Baier pivoted and asked Musk whether he could promise that he and his companies are not the recipients of massive government contracts, to which Musk insisted he's under "extreme scrutiny."
"There's not an action I could take that doesn't get like scrutiny six ways to Sunday," he said, touting his receipts compiled by his Department of Government Efficiency as he attempts to slash trillions out of the federal budget. "Even if I wanted to, I couldn't get away with it."
Musk insisted that despite glaring conflicts of interest with his involvement in government agencies that regulate and dole out grants to industries his companies benefit from, it's actually "disadvantageous" for him to be in government.
"If I wasn't in the government, I could lobby," he said. "I could push for things that are advantageous to my companies and probably receive them. My companies are suffering because I'm in the government. You just pointed that out a moment ago. Do you think it helps sales if dealerships are going to get firebombed? Of course not."
Musk then attacked Tim Walz as a "jerk" for "running around on stage with a Tesla stock price when the stocks halved.

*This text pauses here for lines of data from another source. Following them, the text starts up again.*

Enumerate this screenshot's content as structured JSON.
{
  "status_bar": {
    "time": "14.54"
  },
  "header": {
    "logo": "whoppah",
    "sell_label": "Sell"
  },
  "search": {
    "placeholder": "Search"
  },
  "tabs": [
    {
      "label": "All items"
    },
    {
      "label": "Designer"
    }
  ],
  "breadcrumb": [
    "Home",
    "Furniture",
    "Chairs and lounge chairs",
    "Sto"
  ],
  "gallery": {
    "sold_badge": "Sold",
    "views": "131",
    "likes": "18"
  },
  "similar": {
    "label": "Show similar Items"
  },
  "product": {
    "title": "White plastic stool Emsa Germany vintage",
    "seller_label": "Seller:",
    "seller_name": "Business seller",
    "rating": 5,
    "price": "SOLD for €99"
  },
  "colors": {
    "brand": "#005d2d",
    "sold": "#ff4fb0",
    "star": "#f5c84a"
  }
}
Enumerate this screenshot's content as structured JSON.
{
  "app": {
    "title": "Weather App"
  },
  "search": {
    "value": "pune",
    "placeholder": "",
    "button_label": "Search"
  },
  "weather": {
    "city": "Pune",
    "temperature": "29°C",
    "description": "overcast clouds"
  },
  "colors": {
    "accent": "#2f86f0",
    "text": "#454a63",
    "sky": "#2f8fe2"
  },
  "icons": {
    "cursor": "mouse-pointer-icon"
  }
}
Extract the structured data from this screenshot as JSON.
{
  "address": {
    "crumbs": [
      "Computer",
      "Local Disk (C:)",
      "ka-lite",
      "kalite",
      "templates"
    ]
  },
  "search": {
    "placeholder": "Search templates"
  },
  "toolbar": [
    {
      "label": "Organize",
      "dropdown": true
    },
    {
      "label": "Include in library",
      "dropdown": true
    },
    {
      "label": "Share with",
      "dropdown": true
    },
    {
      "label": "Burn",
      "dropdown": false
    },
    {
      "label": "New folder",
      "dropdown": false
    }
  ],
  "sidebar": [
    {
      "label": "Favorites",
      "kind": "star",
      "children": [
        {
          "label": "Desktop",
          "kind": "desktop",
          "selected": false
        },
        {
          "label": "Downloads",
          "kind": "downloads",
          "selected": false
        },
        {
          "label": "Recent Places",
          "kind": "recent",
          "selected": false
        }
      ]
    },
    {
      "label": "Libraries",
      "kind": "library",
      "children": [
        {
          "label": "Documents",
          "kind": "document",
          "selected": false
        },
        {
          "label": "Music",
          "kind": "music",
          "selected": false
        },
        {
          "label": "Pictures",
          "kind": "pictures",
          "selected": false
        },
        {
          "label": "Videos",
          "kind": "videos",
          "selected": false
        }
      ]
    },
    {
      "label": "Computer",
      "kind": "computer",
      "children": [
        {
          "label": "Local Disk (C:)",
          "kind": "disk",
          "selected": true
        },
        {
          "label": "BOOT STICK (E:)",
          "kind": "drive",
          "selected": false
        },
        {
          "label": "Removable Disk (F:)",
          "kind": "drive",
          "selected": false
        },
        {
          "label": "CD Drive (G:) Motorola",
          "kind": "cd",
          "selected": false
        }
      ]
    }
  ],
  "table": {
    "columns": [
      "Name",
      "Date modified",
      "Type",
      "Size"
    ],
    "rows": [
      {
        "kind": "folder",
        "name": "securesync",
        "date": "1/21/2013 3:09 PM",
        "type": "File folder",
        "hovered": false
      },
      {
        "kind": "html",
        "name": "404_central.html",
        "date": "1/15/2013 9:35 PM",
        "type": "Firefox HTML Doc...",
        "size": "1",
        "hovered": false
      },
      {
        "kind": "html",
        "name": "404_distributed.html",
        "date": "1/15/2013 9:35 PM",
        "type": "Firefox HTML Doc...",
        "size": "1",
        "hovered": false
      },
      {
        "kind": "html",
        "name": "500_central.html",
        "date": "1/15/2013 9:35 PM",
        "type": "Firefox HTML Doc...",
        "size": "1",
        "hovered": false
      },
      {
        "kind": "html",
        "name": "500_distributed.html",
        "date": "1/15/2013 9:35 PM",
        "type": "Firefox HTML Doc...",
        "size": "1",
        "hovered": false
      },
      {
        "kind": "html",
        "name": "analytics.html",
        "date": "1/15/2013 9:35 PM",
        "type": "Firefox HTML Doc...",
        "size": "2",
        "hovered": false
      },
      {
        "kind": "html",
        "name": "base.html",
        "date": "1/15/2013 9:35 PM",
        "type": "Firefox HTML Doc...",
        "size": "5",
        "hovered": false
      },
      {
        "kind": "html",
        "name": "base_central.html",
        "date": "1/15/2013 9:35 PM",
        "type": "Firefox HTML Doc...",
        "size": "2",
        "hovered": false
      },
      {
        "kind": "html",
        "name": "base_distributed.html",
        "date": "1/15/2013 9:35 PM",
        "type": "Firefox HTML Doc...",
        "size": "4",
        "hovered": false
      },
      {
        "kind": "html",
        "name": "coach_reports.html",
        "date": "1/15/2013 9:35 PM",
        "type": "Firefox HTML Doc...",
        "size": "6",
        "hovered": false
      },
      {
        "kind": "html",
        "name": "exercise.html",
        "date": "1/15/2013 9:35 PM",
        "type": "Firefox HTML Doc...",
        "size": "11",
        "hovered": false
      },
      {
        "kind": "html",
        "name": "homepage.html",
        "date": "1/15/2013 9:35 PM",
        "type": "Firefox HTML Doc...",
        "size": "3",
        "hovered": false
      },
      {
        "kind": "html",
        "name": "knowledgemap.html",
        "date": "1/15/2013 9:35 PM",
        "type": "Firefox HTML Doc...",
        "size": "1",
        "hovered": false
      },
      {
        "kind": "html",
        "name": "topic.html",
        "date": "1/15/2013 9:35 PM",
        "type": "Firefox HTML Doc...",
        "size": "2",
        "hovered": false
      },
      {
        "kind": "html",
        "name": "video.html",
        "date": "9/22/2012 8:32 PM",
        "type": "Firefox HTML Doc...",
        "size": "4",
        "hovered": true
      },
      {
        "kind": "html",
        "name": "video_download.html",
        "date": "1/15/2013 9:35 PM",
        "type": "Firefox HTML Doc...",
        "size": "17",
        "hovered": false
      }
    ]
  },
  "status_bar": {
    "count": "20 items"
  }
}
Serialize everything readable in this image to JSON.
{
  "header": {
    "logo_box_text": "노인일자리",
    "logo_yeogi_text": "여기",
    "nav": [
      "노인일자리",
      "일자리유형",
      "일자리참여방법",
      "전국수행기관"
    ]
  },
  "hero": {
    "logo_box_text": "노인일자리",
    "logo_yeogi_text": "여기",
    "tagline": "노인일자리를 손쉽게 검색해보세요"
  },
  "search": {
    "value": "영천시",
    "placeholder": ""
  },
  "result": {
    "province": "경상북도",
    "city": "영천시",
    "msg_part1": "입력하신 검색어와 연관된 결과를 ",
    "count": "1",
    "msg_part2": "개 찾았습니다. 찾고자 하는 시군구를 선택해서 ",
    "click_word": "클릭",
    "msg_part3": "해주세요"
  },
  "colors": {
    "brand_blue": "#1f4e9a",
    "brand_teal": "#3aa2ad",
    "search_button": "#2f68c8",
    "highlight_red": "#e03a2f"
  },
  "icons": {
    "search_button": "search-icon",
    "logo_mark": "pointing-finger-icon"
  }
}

"And he was overjoyed. What an evil thing to do. What a creep. What a jerk. Like who derives joy from that?" Musk railed, adding that Minnesota's state pension fund is a major investor in Tesla. "But he didn't care. He was too overjoyed by Tesla stock going in half. Does that sound like a good person to you? I don't think so."
Musk's DOGE-related layoffs accounted for more than 63,000 job cuts in February alone. The cuts significantly contributed to the highest monthly total of 172,000 job losses across all sectors since the onset of the pandemic.
By March, over 100,000 federal workers were either terminated or accepted buyouts as part of DOGE's initiatives, and analysts say DOGE's actions could lead to as many as 500,000 job losses by the end of the year.